Warum wir als Betrieb im NutriNet forschen

Seit Beginn sind Lena Heilmeier und Toni Wollschläger im NutriNet aktiv. Ihr Betrieb ist stark auf Getreidebau ausgerichtet – und genau dort liegt auch eine zentrale Herausforderung. Die Praxisforschung im NutriNet ist für die beiden Lernraum und wertvolles Netzwerk zugleich. Die Versuche liefern nicht immer spektakuläre neue Ergebnisse, aber nichtsdestotrotz Erkenntnisse für betriebliche Entscheidungen.
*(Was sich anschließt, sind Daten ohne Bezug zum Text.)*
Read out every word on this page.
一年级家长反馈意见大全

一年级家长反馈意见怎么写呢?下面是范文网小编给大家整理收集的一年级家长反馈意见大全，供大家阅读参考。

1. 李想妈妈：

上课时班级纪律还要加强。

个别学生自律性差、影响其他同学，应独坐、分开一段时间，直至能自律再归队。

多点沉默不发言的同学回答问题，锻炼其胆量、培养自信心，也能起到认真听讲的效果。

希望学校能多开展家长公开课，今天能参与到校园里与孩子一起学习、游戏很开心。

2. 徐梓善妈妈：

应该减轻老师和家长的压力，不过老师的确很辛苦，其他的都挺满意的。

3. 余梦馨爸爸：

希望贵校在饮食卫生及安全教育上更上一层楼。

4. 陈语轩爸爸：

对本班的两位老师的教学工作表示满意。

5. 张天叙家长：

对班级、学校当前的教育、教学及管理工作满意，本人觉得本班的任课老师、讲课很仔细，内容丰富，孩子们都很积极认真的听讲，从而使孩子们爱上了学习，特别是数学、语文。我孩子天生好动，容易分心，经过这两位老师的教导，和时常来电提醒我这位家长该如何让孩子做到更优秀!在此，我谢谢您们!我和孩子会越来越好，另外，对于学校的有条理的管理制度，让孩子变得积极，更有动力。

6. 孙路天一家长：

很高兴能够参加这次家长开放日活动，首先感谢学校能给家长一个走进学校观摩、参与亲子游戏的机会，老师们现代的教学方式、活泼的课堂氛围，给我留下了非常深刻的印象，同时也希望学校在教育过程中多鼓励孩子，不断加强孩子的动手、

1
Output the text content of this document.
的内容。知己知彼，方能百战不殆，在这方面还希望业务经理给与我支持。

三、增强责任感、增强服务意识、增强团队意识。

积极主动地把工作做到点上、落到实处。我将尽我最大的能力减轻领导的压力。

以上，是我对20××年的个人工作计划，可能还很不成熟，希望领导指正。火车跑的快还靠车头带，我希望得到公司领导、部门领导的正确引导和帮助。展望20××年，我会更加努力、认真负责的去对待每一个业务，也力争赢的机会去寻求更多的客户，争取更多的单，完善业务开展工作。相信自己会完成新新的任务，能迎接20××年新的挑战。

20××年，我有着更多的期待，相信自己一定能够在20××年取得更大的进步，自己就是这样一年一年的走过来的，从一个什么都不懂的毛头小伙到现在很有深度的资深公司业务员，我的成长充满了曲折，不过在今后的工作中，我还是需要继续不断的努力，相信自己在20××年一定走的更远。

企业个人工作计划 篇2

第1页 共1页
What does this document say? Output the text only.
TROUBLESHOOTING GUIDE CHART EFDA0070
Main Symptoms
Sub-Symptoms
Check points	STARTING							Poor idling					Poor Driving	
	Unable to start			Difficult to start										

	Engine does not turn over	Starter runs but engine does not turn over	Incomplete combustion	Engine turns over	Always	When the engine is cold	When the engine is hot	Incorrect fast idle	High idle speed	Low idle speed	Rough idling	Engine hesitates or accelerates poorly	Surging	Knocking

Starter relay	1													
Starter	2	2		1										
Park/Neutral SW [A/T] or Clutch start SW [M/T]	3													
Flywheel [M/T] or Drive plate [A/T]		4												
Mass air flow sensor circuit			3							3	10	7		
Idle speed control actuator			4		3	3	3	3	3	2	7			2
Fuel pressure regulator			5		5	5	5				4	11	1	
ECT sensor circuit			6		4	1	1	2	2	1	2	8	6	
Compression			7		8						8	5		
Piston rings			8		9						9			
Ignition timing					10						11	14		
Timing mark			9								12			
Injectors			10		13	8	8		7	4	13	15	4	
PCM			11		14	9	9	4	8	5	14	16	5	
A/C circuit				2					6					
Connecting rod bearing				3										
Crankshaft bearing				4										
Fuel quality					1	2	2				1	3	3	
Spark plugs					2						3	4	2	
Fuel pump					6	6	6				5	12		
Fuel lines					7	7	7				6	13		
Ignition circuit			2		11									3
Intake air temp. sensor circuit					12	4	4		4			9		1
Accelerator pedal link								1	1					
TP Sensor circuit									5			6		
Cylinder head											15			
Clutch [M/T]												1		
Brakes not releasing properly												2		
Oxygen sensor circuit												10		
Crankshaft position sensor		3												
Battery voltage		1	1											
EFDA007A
Ihr seid seit 2019 im NutriNet dabei. Was hat euch motiviert?

Toni Wollschläger:
Für uns geht es um eine nachhaltige, zukunftsgerichtete Wirtschaftsweise. Wenn man dauerhaft Nährstoffe vom Betrieb abführt, muss man den Gedanken der Kreislaufwirtschaft konsequent mitdenken – genauso wie pflanzenphysiologische Zusammenhänge. Initiativen wie das NutriNet helfen uns, genau hier systematisch anzusetzen.

Lena Heilmeier:
Als schwerpunktmäßiger Getreidebaubetrieb haben wir hohe Nährstoffabfuhren. Unsere Erzeugnisse gehen nahezu vollständig in die menschliche Ernährung – die Nährstoffe kommen nicht zurück auf unsere Flächen. Besonders das Phosphor-Defizit beschäftigt uns. Auf einigen Schlägen liegen wir in den niedrigen Gehaltsklassen A bis B, bei pH-Werten bis 7,7. Gleichzeitig bringen klassische Maßnahmen wie Rohphosphat bei hohen P-Werten im Boden nicht automatisch den gewünschten Effekt. Hier suchen wir nach Lösungen.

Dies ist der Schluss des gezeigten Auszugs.